The COVID-19 pandemic has not only disrupted the lives of millions but also created exigent operational and scheduling challenges for public transit agencies. Agencies are struggling to maintain transit accessibility with reduced resources, changing ridership patterns, vehicle capacity constraints due to social distancing, and reduced services due to driver unavailability. A number of transit agencies have also begun to help the local food banks deliver food to shelters, which further strains the available resources if not planned optimally. At the same time, the lack of situational information is creating a challenge for riders who need to understand what seating is available on the vehicles to ensure sufficient distancing. In partnership with the transit agencies of Chattanooga, TN, and Nashville, TN, the proposed research will rapidly develop integrated transit operational optimization algorithms, which will provide proactive scheduling and allocation of vehicles to transit and cargo trips, considering exigent vehicle maintenance requirements (i.e., disinfection). A key component of the research is the design of privacy-preserving camera-based ridership detection methods that can help provide commuters with real-time information on available seats considering social-distancing constraints. The datasets and algorithms developed through this program will be swiftly released to the research community in order to encourage a wider collaborative effort that will help other transit agencies that face similar challenges.
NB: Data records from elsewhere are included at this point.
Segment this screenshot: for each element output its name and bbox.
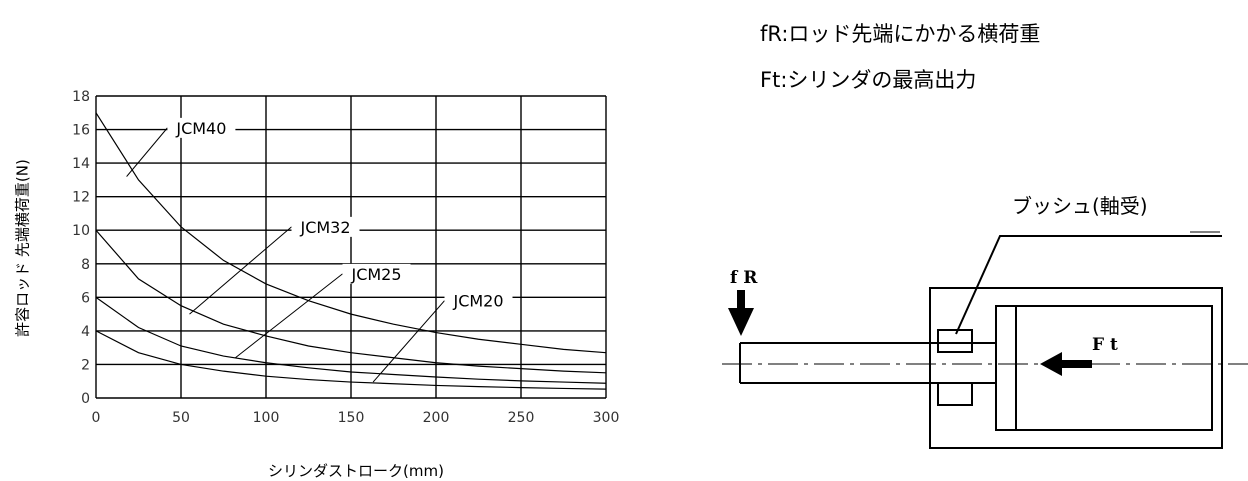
series-label-jcm25: JCM25 xyxy=(350,265,401,284)
fr-arrow xyxy=(728,290,754,336)
y-tick-label: 12 xyxy=(72,190,90,206)
y-axis-label-text: 許容ロッド 先端横荷重(N) xyxy=(13,159,32,337)
bushing-bottom xyxy=(937,382,973,406)
series-label-jcm40: JCM40 xyxy=(175,119,226,138)
piston xyxy=(996,305,1017,431)
series-line-jcm40 xyxy=(95,112,607,354)
series-line-jcm20 xyxy=(95,330,607,390)
x-tick-label: 0 xyxy=(92,410,101,426)
series-label-jcm32: JCM32 xyxy=(299,218,350,237)
legend-fr-definition: fR:ロッド先端にかかる横荷重 xyxy=(760,22,1041,46)
y-tick-label: 4 xyxy=(81,324,90,340)
x-tick-label: 300 xyxy=(593,410,620,426)
series-label-bg-jcm40 xyxy=(167,117,236,138)
series-label-bg-jcm20 xyxy=(444,290,513,311)
y-tick-label: 18 xyxy=(72,89,90,105)
y-tick-label: 14 xyxy=(72,156,90,172)
series-label-jcm20: JCM20 xyxy=(452,292,503,311)
x-axis-label: シリンダストローク(mm) xyxy=(268,462,444,480)
x-tick-label: 50 xyxy=(172,410,190,426)
chart-series-labels: JCM40 JCM32 JCM25 JCM20 xyxy=(126,117,513,383)
cylinder-diagram: f R F t xyxy=(722,231,1248,449)
piston-rod xyxy=(739,342,996,384)
y-axis-label: 許容ロッド 先端横荷重(N) xyxy=(4,93,42,403)
y-tick-label: 0 xyxy=(81,391,90,407)
x-tick-label: 200 xyxy=(423,410,450,426)
y-tick-label: 10 xyxy=(72,223,90,239)
ft-label: F t xyxy=(1092,335,1118,355)
x-tick-label: 250 xyxy=(508,410,535,426)
y-tick-label: 8 xyxy=(81,257,90,273)
y-tick-label: 2 xyxy=(81,357,90,373)
bushing-leader-line xyxy=(955,235,1222,335)
x-tick-label: 150 xyxy=(338,410,365,426)
chart-ticks: 0 50 100 150 200 250 300 0 2 4 6 8 10 12 14 16 18 xyxy=(72,89,619,426)
y-tick-label: 6 xyxy=(81,290,90,306)
x-tick-label: 100 xyxy=(253,410,280,426)
bushing-top xyxy=(937,329,973,353)
rod-neck xyxy=(972,342,996,384)
series-leader-jcm32 xyxy=(189,226,292,315)
cylinder-inner-body xyxy=(995,305,1213,431)
series-leader-jcm25 xyxy=(235,273,343,359)
cylinder-outer-body xyxy=(929,287,1223,449)
bushing-label: ブッシュ(軸受) xyxy=(1012,194,1148,218)
series-line-jcm32 xyxy=(95,229,607,374)
series-leader-jcm20 xyxy=(372,300,445,383)
legend-ft-definition: Ft:シリンダの最高出力 xyxy=(760,68,977,92)
chart-series xyxy=(95,112,607,390)
series-label-bg-jcm32 xyxy=(291,216,360,237)
ft-arrow xyxy=(1040,352,1092,376)
series-line-jcm25 xyxy=(95,296,607,384)
fr-label: f R xyxy=(730,268,758,288)
series-label-bg-jcm25 xyxy=(342,263,411,284)
series-leader-jcm40 xyxy=(126,127,168,177)
y-tick-label: 16 xyxy=(72,123,90,139)
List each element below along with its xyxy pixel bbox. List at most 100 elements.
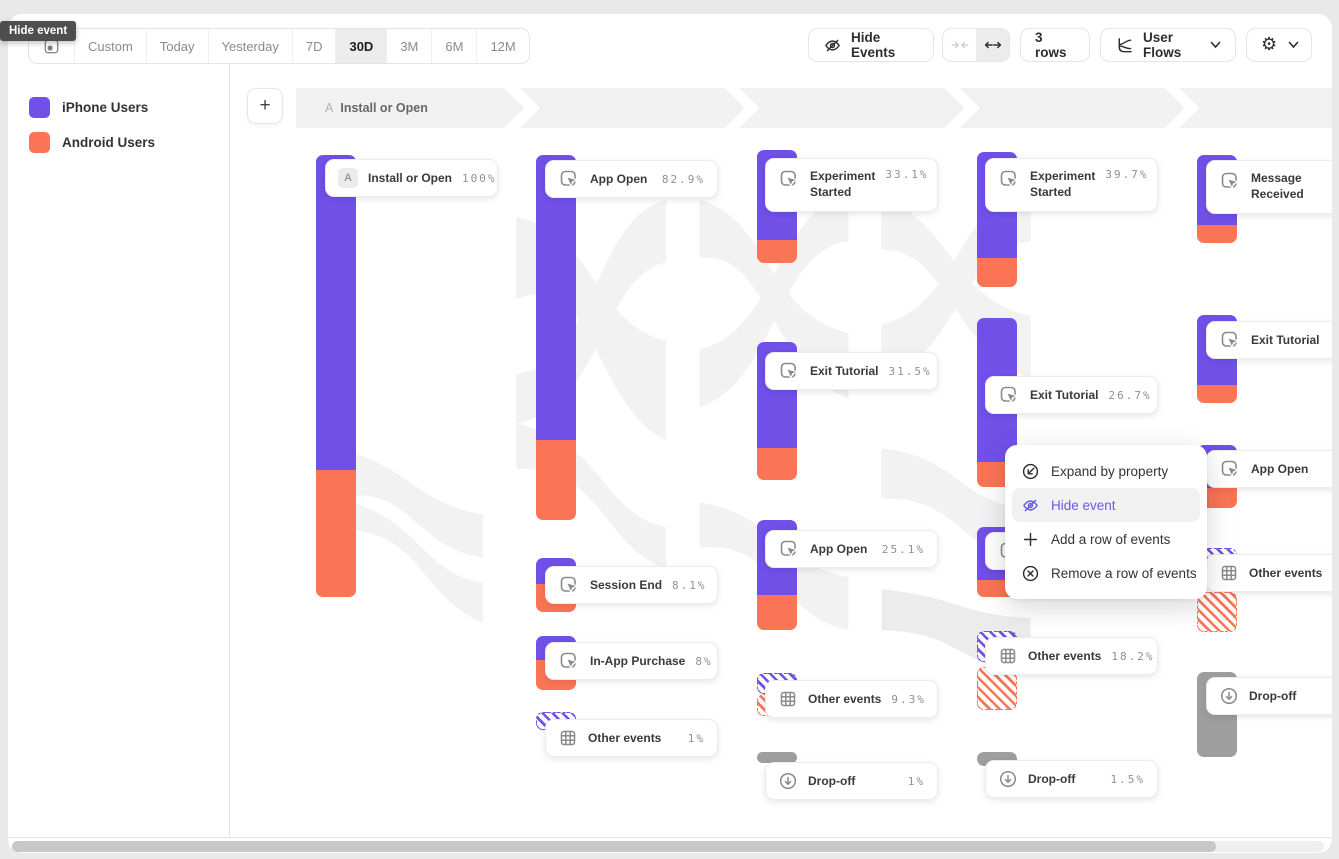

The intellectual merit of the proposed research lies in the design and evaluation of integrated operational optimization for both fixed-line and on-demand transit (including paratransit) under atypical capacity constraints, which requires maximizing transit access but minimizing contact. The challenge for optimization is the uncertainties that arise due to the atypical travel time and travel demand distribution, both of which need to be learned online again due to the changed scenarios. While it is possible to optimize these transit modes separately as prior work has done, integrated optimization can lead to significantly better results. However, this is difficult as the solution space of these problems is very large. The approach is based on rapidly composing and comparing the effectiveness of principled decision-theoretic approaches such as Monte Carlo tree search, optimal trip assignments using integer programming and problem-specific heuristics, and demand aggregation for on-demand transit. To develop a model for varying travel demand, the research uses novel neural network architectures to estimate usage and seating patterns in real-time from cameras that are already installed within transit vehicles. This will enable transit agencies to obtain travel demand even when they are running fare-free operations to minimize contact with drivers. Working with partner transit agencies, the researchers will be able to make the services more accessible for the community during these challenging times. This project directly relates to Smart and Connected Communities program as it demonstrates the importance of integration of technical and social research with strong community engagement in improving resilience of transit systems due to pandemics and other crises.
This award reflects NSF's statutory mission and has been deemed worthy of support through evaluation using the Foundation's intellectual merit and broader impacts review criteria.